En France, 37 centres spécialisés obésité (CSO) ont été créés avec une logique géopolitique. De fait, ces centres sont plus nombreux dans les régions où le nombre de personnes obèses est le plus important. Les CSO poursuivent une mission double : prendre en charge les cas complexes, mais aussi, organiser la filière de soin concernant l'obésité. « Pour cela, les CSO privilégient la gradation des soins et la chaîne de soins (organisation des soins dans le temps et dans l'espace du parcours de soins concernant les personnes obèses) », affirme le Pr Olivier Ziegler, CSO du CHRU de Nancy et représentant de la coordination nationale des CSO. Autrement dit, les CSO sont chargés de mettre en œuvre le bon soin, au bon moment et au juste coût. « Il faut prolonger le plan Obésité. Nous avons, d'ailleurs, réalisé une enquête d'opinion auprès de nos 37 CSO portant sur les 3 filières de soins, pédiatriques, médicales ou chirurgicales pour les adultes. La filière pédiatrique est sous dotée en moyens. Nous aurions, par exemple, besoin de plus de structures de soins de suite et de réadaptation (SSR) capables d’accueillir des enfants et des adolescents atteints d’obésité sévère et multicompliquée », indique le Pr Ziegler. D'après les auteurs de la même enquête, il faudrait également développer les réseaux de soins qui proposent une prise en charge pluridisciplinaire de proximité (REPOP) pour les enfants et adolescents en surpoids et leur famille. Quant à la transition adolescents/ adultes, elle n'est pas toujours bien assurée.

Une pénurie de médecins dédiés à l'obésité

Par ailleurs, en dehors de la chirurgie, la filière médicale pour adulte n'est pas assez développée en France. « Nous manquons cruellement de médecins compétents en matière d'obésité. Or cette maladie chronique doit être prise en charge la vie durant. Il faut donc améliorer la qualité et l'accès aux soins. Par exemple, par le biais  d'équipes mobiles pour l'obésité très sévère. L'offre de soin doit être davantage lisible pour les patients », précise le Pr Ziegler.

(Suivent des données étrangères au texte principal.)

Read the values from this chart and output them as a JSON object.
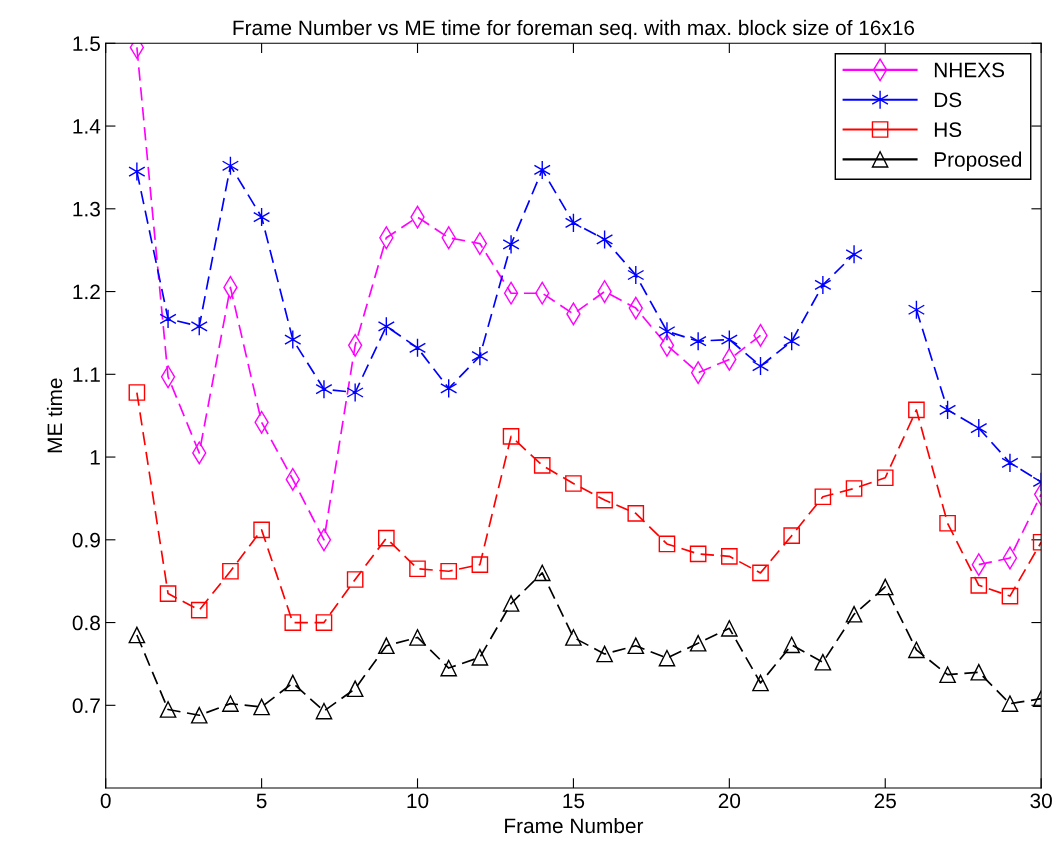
{
  "chart_data": {
    "type": "line",
    "title": "Frame Number vs ME time for foreman seq. with max. block size of 16x16",
    "xlabel": "Frame Number",
    "ylabel": "ME time",
    "x": [
      1,
      2,
      3,
      4,
      5,
      6,
      7,
      8,
      9,
      10,
      11,
      12,
      13,
      14,
      15,
      16,
      17,
      18,
      19,
      20,
      21,
      22,
      23,
      24,
      25,
      26,
      27,
      28,
      29,
      30
    ],
    "series": [
      {
        "name": "NHEXS",
        "color": "#ff00ff",
        "marker": "diamond",
        "values": [
          1.495,
          1.097,
          1.005,
          1.205,
          1.042,
          0.973,
          0.9,
          1.135,
          1.265,
          1.29,
          1.265,
          1.258,
          1.198,
          1.198,
          1.173,
          1.2,
          1.18,
          1.135,
          1.102,
          1.118,
          1.147,
          null,
          null,
          null,
          null,
          null,
          null,
          0.87,
          0.878,
          0.955
        ]
      },
      {
        "name": "DS",
        "color": "#0000ff",
        "marker": "cross",
        "values": [
          1.345,
          1.167,
          1.158,
          1.352,
          1.29,
          1.142,
          1.082,
          1.078,
          1.158,
          1.132,
          1.083,
          1.122,
          1.257,
          1.347,
          1.283,
          1.263,
          1.22,
          1.152,
          1.14,
          1.142,
          1.11,
          1.14,
          1.208,
          1.245,
          null,
          1.178,
          1.057,
          1.035,
          0.993,
          0.97
        ]
      },
      {
        "name": "HS",
        "color": "#ff0000",
        "marker": "square",
        "values": [
          1.078,
          0.835,
          0.815,
          0.862,
          0.912,
          0.8,
          0.8,
          0.852,
          0.902,
          0.865,
          0.862,
          0.87,
          1.025,
          0.99,
          0.968,
          0.948,
          0.932,
          0.895,
          0.883,
          0.88,
          0.86,
          0.905,
          0.952,
          0.962,
          0.975,
          1.057,
          0.92,
          0.845,
          0.832,
          0.897
        ]
      },
      {
        "name": "Proposed",
        "color": "#000000",
        "marker": "triangle",
        "values": [
          0.785,
          0.695,
          0.688,
          0.702,
          0.698,
          0.727,
          0.693,
          0.72,
          0.772,
          0.782,
          0.745,
          0.758,
          0.823,
          0.86,
          0.782,
          0.762,
          0.772,
          0.757,
          0.775,
          0.793,
          0.727,
          0.773,
          0.752,
          0.81,
          0.843,
          0.767,
          0.737,
          0.74,
          0.702,
          0.708
        ]
      }
    ],
    "xlim": [
      0,
      30
    ],
    "xticks": [
      0,
      5,
      10,
      15,
      20,
      25,
      30
    ],
    "ylim": [
      0.6,
      1.5
    ],
    "yticks": [
      0.7,
      0.8,
      0.9,
      {
        "value": 1.0,
        "label": "1"
      },
      1.1,
      1.2,
      1.3,
      1.4,
      1.5
    ],
    "line_style": "dashed",
    "legend": "top right",
    "grid": false
  }
}
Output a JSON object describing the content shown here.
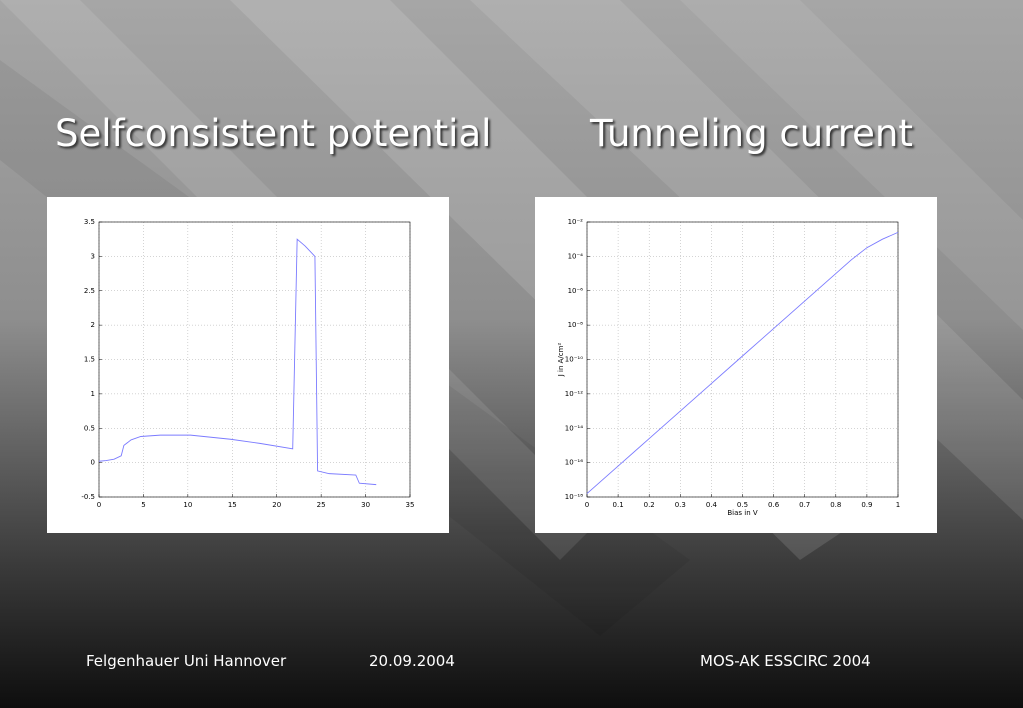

Si la filière de chirurgie bariatrique est bien développée (50 000 patients opérés chaque année en France), les parcours de préparation à la chirurgie et de suivi ne bénéficient pas d'un modèle économique clair. « Or ces parcours devraient être accessibles à tous. Il faut aussi des RCP de recours pour les cas complexes ; des cohortes nationales de suivi des patients obèses ainsi qu'une actualisation des recommandations de la haute autorité de santé (HAS) », souligne le Pr Ziegler. Le point essentiel pour une meilleure organisation du système de soin reste le maillage territorial. Pour cela, un développement de la médecine de proximité avec l’accès à une équipe pluriprofessionnelle au service du médecin traitant est indispensable. « N'oublions pas les problèmes d'inégalités territoriales (déserts médicaux). En cas de problème grave et/ou complexe, le patient obèse devra, à l'avenir, pouvoir accéder précocement à une structure de soins adaptée et non plus, tardivement, aux urgences ! », ajoute le Pr Ziegler.

Mieux former les professionnels de santé

Les CSO doivent, en outre, s'adapter aux groupements hospitaliers de territoire (GHT) et inciter les structures de proximité à prendre en charge l'obésité. « Pour cela, nous proposons des conventions, des chartes de bonne pratique et des actions de formation », note le Pr Ziegler. Les maisons et pôles de santé avec les infirmiers capables de commencer la démarche éducative, les réseaux territoriaux de soins et les plateformes territoriales d'appui sont des aides précieuses pour organiser le travail en équipe. « Les CSO devront, à l'avenir voir leurs missions clarifiées et obtenir un vrai statut ainsi qu'un financement pérenne. Enfin, il faut former davantage de médecins à l'éducation thérapeutique (ETP), pierre angulaire du traitement de l'obésité. Tout ceci ne pourra se faire sans la collaboration des associations de patients », assure le Pr Ziegler.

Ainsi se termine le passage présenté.